El patrón histórico de participación electoral
El patrón reciente no es un secreto: en Colombia se vota menos para Congreso que para Presidencia. En el registro 2014-2023, la participación en Congreso fue 44,1% en 2014, 48,9% en 2018 y 48,0% en 2022, mientras que en Presidencia, primera vuelta, pasó de 39,7% en 2014 a 55,5% en 2018 y 55,0% en 2022. Este dato sirve para aterrizar una idea simple: el problema no es que la gente no vote, sino que el voto se activa de manera distinta según la elección y el territorio.
Departamentos con menor participación en elecciones de Congreso
Un boletín del Centro de Estudios en Democracia y Asuntos Electorales (CEDAE) de la Registraduría identifica los departamentos que se ubican en la parte baja cuando la elección es de Congreso. En 2022, los más bajos del grupo fueron Caquetá (39,4%), Arauca (40,9%) y Putumayo (41,0%). En ese mismo tramo aparecen Antioquia (44,5%), Cauca (44,8%), Valle del Cauca (45,4%), Huila (45,5%), Quindío (45,9%), Tolima (46,2%), Norte de Santander (46,8%), Risaralda (47,0%) y La Guajira (47,9%). El promedio departamental del país para Congreso en 2022 fue 49,6%. La consecuencia práctica es directa: en esos territorios, el reto no es ganar conversación, sino subir participación en una elección donde el abstencionismo es estructural.
Contraste con las elecciones presidenciales
La lista de departamentos rezagados cambia cuando la elección es presidencial. En 2022, los niveles más bajos incluyeron el Archipiélago de San Andrés (30,8%), Vaupés (34,0%), Vichada (34,6%), La Guajira (36,1%) y Guainía (36,2%). En el mismo bloque aparecen Chocó (44,6%), Amazonas (44,9%), Bolívar (45,6%), Atlántico (46,9%) y Magdalena (47,4%).
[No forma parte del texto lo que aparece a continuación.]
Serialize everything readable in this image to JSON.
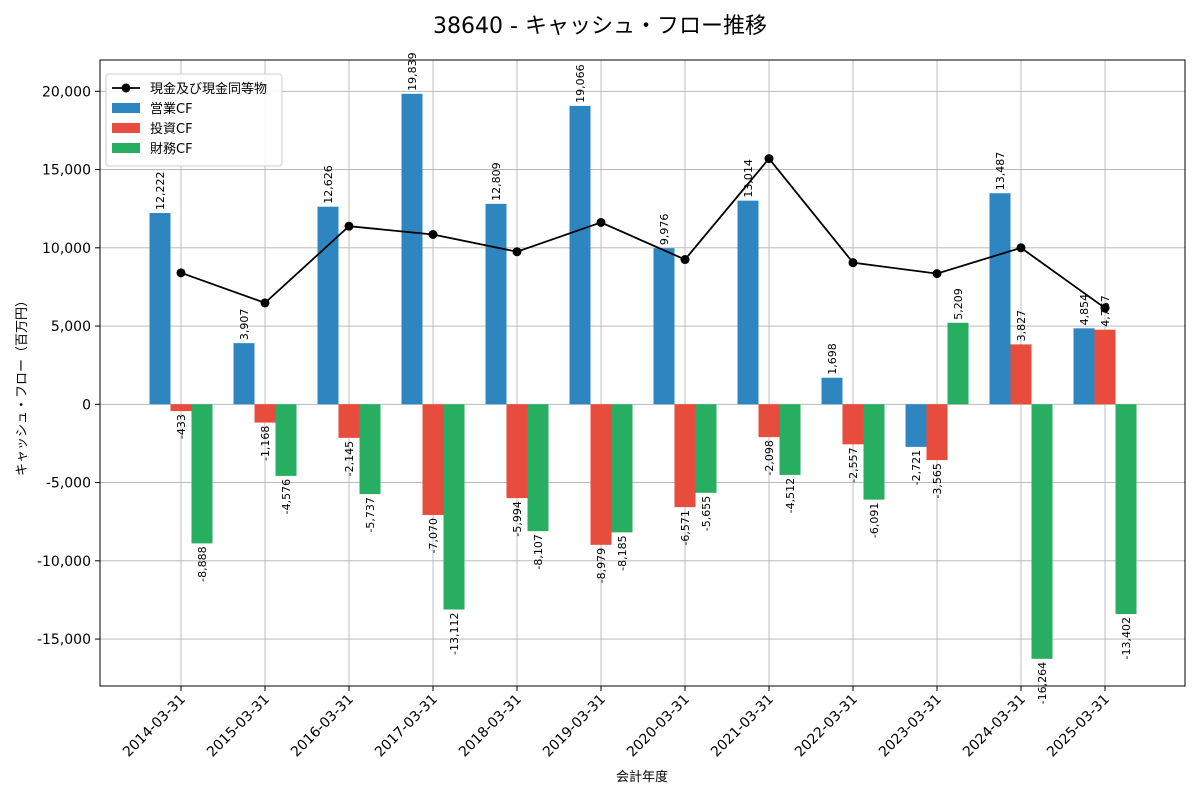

Esta lectura es incómoda para campañas que repiten libreto: hay territorios donde Presidencia moviliza más, pero eso no se traduce igual en Congreso. Y hay departamentos donde el piso bajo se repite aunque cambie la elección.
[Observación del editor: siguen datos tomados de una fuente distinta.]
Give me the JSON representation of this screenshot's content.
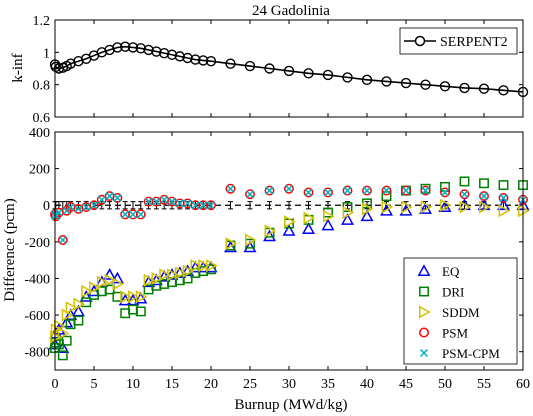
{
  "chart_data": [
    {
      "type": "line",
      "title": "24 Gadolinia",
      "xlabel": "",
      "ylabel": "k-inf",
      "xlim": [
        0,
        60
      ],
      "ylim": [
        0.6,
        1.2
      ],
      "yticks": [
        0.6,
        0.8,
        1,
        1.2
      ],
      "ytick_labels": [
        "0.6",
        "0.8",
        "1",
        "1.2"
      ],
      "grid": false,
      "legend_position": "top-right",
      "series": [
        {
          "name": "SERPENT2",
          "color": "#000000",
          "marker": "circle",
          "x": [
            0,
            0.1,
            0.5,
            1,
            1.5,
            2,
            3,
            4,
            5,
            6,
            7,
            8,
            9,
            10,
            11,
            12,
            13,
            14,
            15,
            16,
            17,
            18,
            19,
            20,
            22.5,
            25,
            27.5,
            30,
            32.5,
            35,
            37.5,
            40,
            42.5,
            45,
            47.5,
            50,
            52.5,
            55,
            57.5,
            60
          ],
          "y": [
            0.925,
            0.91,
            0.9,
            0.905,
            0.915,
            0.93,
            0.945,
            0.96,
            0.98,
            1.0,
            1.015,
            1.03,
            1.035,
            1.03,
            1.025,
            1.015,
            1.005,
            0.995,
            0.985,
            0.975,
            0.965,
            0.955,
            0.95,
            0.945,
            0.93,
            0.915,
            0.9,
            0.885,
            0.87,
            0.86,
            0.845,
            0.83,
            0.82,
            0.81,
            0.8,
            0.79,
            0.78,
            0.775,
            0.765,
            0.755
          ]
        }
      ]
    },
    {
      "type": "scatter",
      "title": "",
      "xlabel": "Burnup (MWd/kg)",
      "ylabel": "Difference (pcm)",
      "xlim": [
        0,
        60
      ],
      "ylim": [
        -900,
        400
      ],
      "xticks": [
        0,
        5,
        10,
        15,
        20,
        25,
        30,
        35,
        40,
        45,
        50,
        55,
        60
      ],
      "xtick_labels": [
        "0",
        "5",
        "10",
        "15",
        "20",
        "25",
        "30",
        "35",
        "40",
        "45",
        "50",
        "55",
        "60"
      ],
      "yticks": [
        -800,
        -600,
        -400,
        -200,
        0,
        200,
        400
      ],
      "ytick_labels": [
        "-800",
        "-600",
        "-400",
        "-200",
        "0",
        "200",
        "400"
      ],
      "grid": false,
      "legend_position": "bottom-right",
      "reference_line": {
        "y": 0,
        "style": "dashed",
        "error_bars": true
      },
      "reference_x": [
        0,
        0.1,
        0.5,
        1,
        1.5,
        2,
        3,
        4,
        5,
        6,
        7,
        8,
        9,
        10,
        11,
        12,
        13,
        14,
        15,
        16,
        17,
        18,
        19,
        20,
        22.5,
        25,
        27.5,
        30,
        32.5,
        35,
        37.5,
        40,
        42.5,
        45,
        47.5,
        50,
        52.5,
        55,
        57.5,
        60
      ],
      "reference_err": 20,
      "series": [
        {
          "name": "EQ",
          "color": "#0000ff",
          "marker": "triangle-up",
          "x": [
            0,
            0.1,
            0.5,
            1,
            1.5,
            2,
            3,
            4,
            5,
            6,
            7,
            8,
            9,
            10,
            11,
            12,
            13,
            14,
            15,
            16,
            17,
            18,
            19,
            20,
            22.5,
            25,
            27.5,
            30,
            32.5,
            35,
            37.5,
            40,
            42.5,
            45,
            47.5,
            50,
            52.5,
            55,
            57.5,
            60
          ],
          "y": [
            -760,
            -700,
            -680,
            -780,
            -640,
            -600,
            -580,
            -500,
            -470,
            -420,
            -380,
            -400,
            -520,
            -520,
            -510,
            -420,
            -410,
            -390,
            -380,
            -370,
            -360,
            -340,
            -340,
            -340,
            -230,
            -230,
            -170,
            -140,
            -130,
            -110,
            -80,
            -60,
            -30,
            -30,
            -20,
            -10,
            0,
            0,
            0,
            0
          ]
        },
        {
          "name": "DRI",
          "color": "#008000",
          "marker": "square",
          "x": [
            0,
            0.1,
            0.5,
            1,
            1.5,
            2,
            3,
            4,
            5,
            6,
            7,
            8,
            9,
            10,
            11,
            12,
            13,
            14,
            15,
            16,
            17,
            18,
            19,
            20,
            22.5,
            25,
            27.5,
            30,
            32.5,
            35,
            37.5,
            40,
            42.5,
            45,
            47.5,
            50,
            52.5,
            55,
            57.5,
            60
          ],
          "y": [
            -780,
            -750,
            -760,
            -820,
            -740,
            -650,
            -630,
            -530,
            -490,
            -470,
            -460,
            -500,
            -590,
            -570,
            -580,
            -460,
            -440,
            -430,
            -420,
            -410,
            -400,
            -370,
            -360,
            -350,
            -220,
            -210,
            -150,
            -100,
            -80,
            -40,
            -10,
            10,
            50,
            80,
            90,
            100,
            130,
            120,
            110,
            110
          ]
        },
        {
          "name": "SDDM",
          "color": "#d4c200",
          "marker": "triangle-right",
          "x": [
            0,
            0.1,
            0.5,
            1,
            1.5,
            2,
            3,
            4,
            5,
            6,
            7,
            8,
            9,
            10,
            11,
            12,
            13,
            14,
            15,
            16,
            17,
            18,
            19,
            20,
            22.5,
            25,
            27.5,
            30,
            32.5,
            35,
            37.5,
            40,
            42.5,
            45,
            47.5,
            50,
            52.5,
            55,
            57.5,
            60
          ],
          "y": [
            -720,
            -680,
            -660,
            -700,
            -600,
            -560,
            -540,
            -470,
            -450,
            -420,
            -410,
            -430,
            -500,
            -500,
            -500,
            -410,
            -400,
            -380,
            -380,
            -370,
            -360,
            -330,
            -330,
            -330,
            -210,
            -190,
            -140,
            -90,
            -70,
            -60,
            -40,
            -20,
            -10,
            -10,
            -10,
            0,
            -10,
            -10,
            -30,
            -30
          ]
        },
        {
          "name": "PSM",
          "color": "#ff0000",
          "marker": "circle",
          "x": [
            0,
            0.1,
            0.5,
            1,
            1.5,
            2,
            3,
            4,
            5,
            6,
            7,
            8,
            9,
            10,
            11,
            12,
            13,
            14,
            15,
            16,
            17,
            18,
            19,
            20,
            22.5,
            25,
            27.5,
            30,
            32.5,
            35,
            37.5,
            40,
            42.5,
            45,
            47.5,
            50,
            52.5,
            55,
            57.5,
            60
          ],
          "y": [
            -50,
            -60,
            -40,
            -190,
            -30,
            -10,
            -20,
            -10,
            0,
            30,
            50,
            40,
            -50,
            -50,
            -50,
            20,
            20,
            30,
            20,
            10,
            10,
            0,
            0,
            0,
            90,
            60,
            80,
            90,
            70,
            70,
            80,
            80,
            80,
            80,
            80,
            70,
            60,
            50,
            40,
            30
          ]
        },
        {
          "name": "PSM-CPM",
          "color": "#00b0c0",
          "marker": "x",
          "x": [
            0,
            0.1,
            0.5,
            1,
            1.5,
            2,
            3,
            4,
            5,
            6,
            7,
            8,
            9,
            10,
            11,
            12,
            13,
            14,
            15,
            16,
            17,
            18,
            19,
            20,
            22.5,
            25,
            27.5,
            30,
            32.5,
            35,
            37.5,
            40,
            42.5,
            45,
            47.5,
            50,
            52.5,
            55,
            57.5,
            60
          ],
          "y": [
            -50,
            -60,
            -40,
            -190,
            -30,
            -10,
            -20,
            -10,
            0,
            30,
            50,
            40,
            -50,
            -50,
            -50,
            20,
            20,
            30,
            20,
            10,
            10,
            0,
            0,
            0,
            90,
            60,
            80,
            90,
            70,
            70,
            80,
            80,
            80,
            80,
            80,
            70,
            60,
            50,
            40,
            30
          ]
        }
      ]
    }
  ]
}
Implicaciones para las elecciones de 2026
La participación no es un adorno estadístico: cambia el tamaño real del electorado que termina decidiendo. Si la participación en Congreso repite el 44,1% de 2014, el cálculo sobre el censo actual da cerca de 18,2 millones de votantes. Si repite el 48,0% de 2022, sube a 19,8 millones. Si se acerca al 48,9% de 2018, llega a 20,2 millones. Es decir, la diferencia entre un escenario y otro ronda dos millones de votos. Para listas que pelean umbrales, curules o el último escaño de una circunscripción, ese margen pesa más que cualquier tendencia en redes sociales.
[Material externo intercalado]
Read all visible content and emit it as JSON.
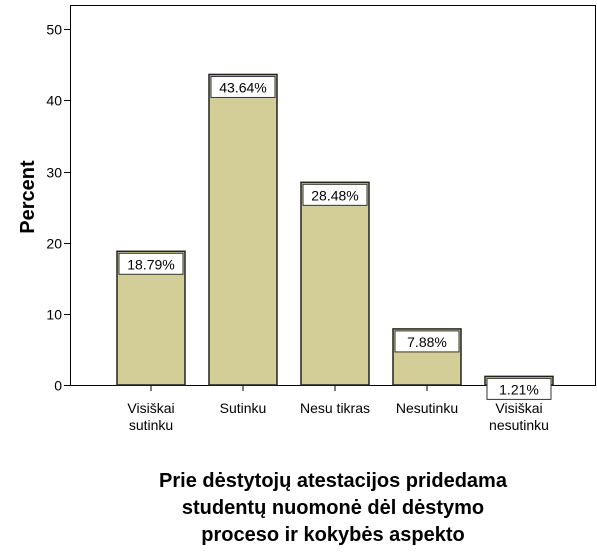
{
  "chart_data": {
    "type": "bar",
    "x_label": "Prie dėstytojų atestacijos pridedama\nstudentų nuomonė dėl dėstymo\nproceso ir kokybės aspekto",
    "y_label": "Percent",
    "categories": [
      "Visiškai\nsutinku",
      "Sutinku",
      "Nesu tikras",
      "Nesutinku",
      "Visiškai\nnesutinku"
    ],
    "values": [
      18.79,
      43.64,
      28.48,
      7.88,
      1.21
    ],
    "value_labels": [
      "18.79%",
      "43.64%",
      "28.48%",
      "7.88%",
      "1.21%"
    ],
    "color": "#d3ce97",
    "ylim": [
      0,
      53.4
    ],
    "yticks": [
      0,
      10,
      20,
      30,
      40,
      50
    ]
  }
}
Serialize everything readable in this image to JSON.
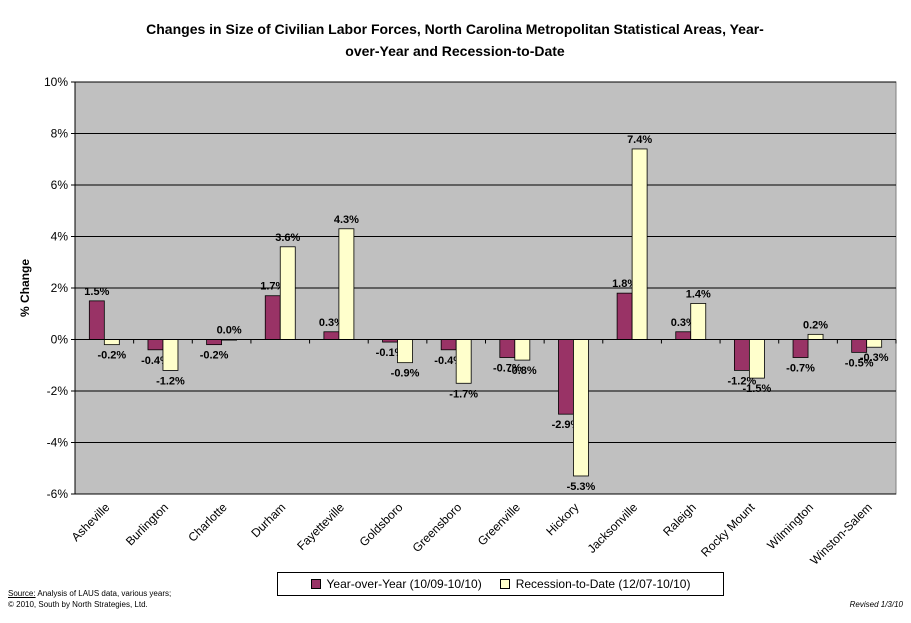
{
  "title_line1": "Changes in Size of Civilian Labor Forces, North Carolina Metropolitan Statistical Areas, Year-",
  "title_line2": "over-Year and Recession-to-Date",
  "source_label": "Source:",
  "source_text": " Analysis of LAUS data, various years;",
  "copyright": "© 2010, South by North Strategies, Ltd.",
  "revised": "Revised 1/3/10",
  "colors": {
    "yoy": "#993366",
    "rtd": "#FFFFCC",
    "plot_bg": "#C0C0C0"
  },
  "chart_data": {
    "type": "bar",
    "title": "Changes in Size of Civilian Labor Forces, North Carolina Metropolitan Statistical Areas, Year-over-Year and Recession-to-Date",
    "ylabel": "% Change",
    "xlabel": "",
    "ylim": [
      -6,
      10
    ],
    "yticks": [
      -6,
      -4,
      -2,
      0,
      2,
      4,
      6,
      8,
      10
    ],
    "grid": true,
    "legend": "bottom",
    "categories": [
      "Asheville",
      "Burlington",
      "Charlotte",
      "Durham",
      "Fayetteville",
      "Goldsboro",
      "Greensboro",
      "Greenville",
      "Hickory",
      "Jacksonville",
      "Raleigh",
      "Rocky Mount",
      "Wilmington",
      "Winston-Salem"
    ],
    "series": [
      {
        "name": "Year-over-Year (10/09-10/10)",
        "values": [
          1.5,
          -0.4,
          -0.2,
          1.7,
          0.3,
          -0.1,
          -0.4,
          -0.7,
          -2.9,
          1.8,
          0.3,
          -1.2,
          -0.7,
          -0.5
        ]
      },
      {
        "name": "Recession-to-Date (12/07-10/10)",
        "values": [
          -0.2,
          -1.2,
          0.0,
          3.6,
          4.3,
          -0.9,
          -1.7,
          -0.8,
          -5.3,
          7.4,
          1.4,
          -1.5,
          0.2,
          -0.3
        ]
      }
    ]
  }
}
La pista urbano-rural en la participación electoral
El mismo boletín de 2022 de la Registraduría muestra otra clave operativa: en Congreso la participación rural supera a la urbana, y en Presidencia pasa al revés. En 2022, para Congreso fue 52,1% rural y 47,4% urbano. En Presidencia, primera vuelta, fue 55,9% urbano y 48,3% rural. Esto obliga a las campañas a dejar de tratar la movilización como un concepto único. El esfuerzo territorial que funciona para Senado y Cámara no es el mismo que empuja una primera vuelta presidencial.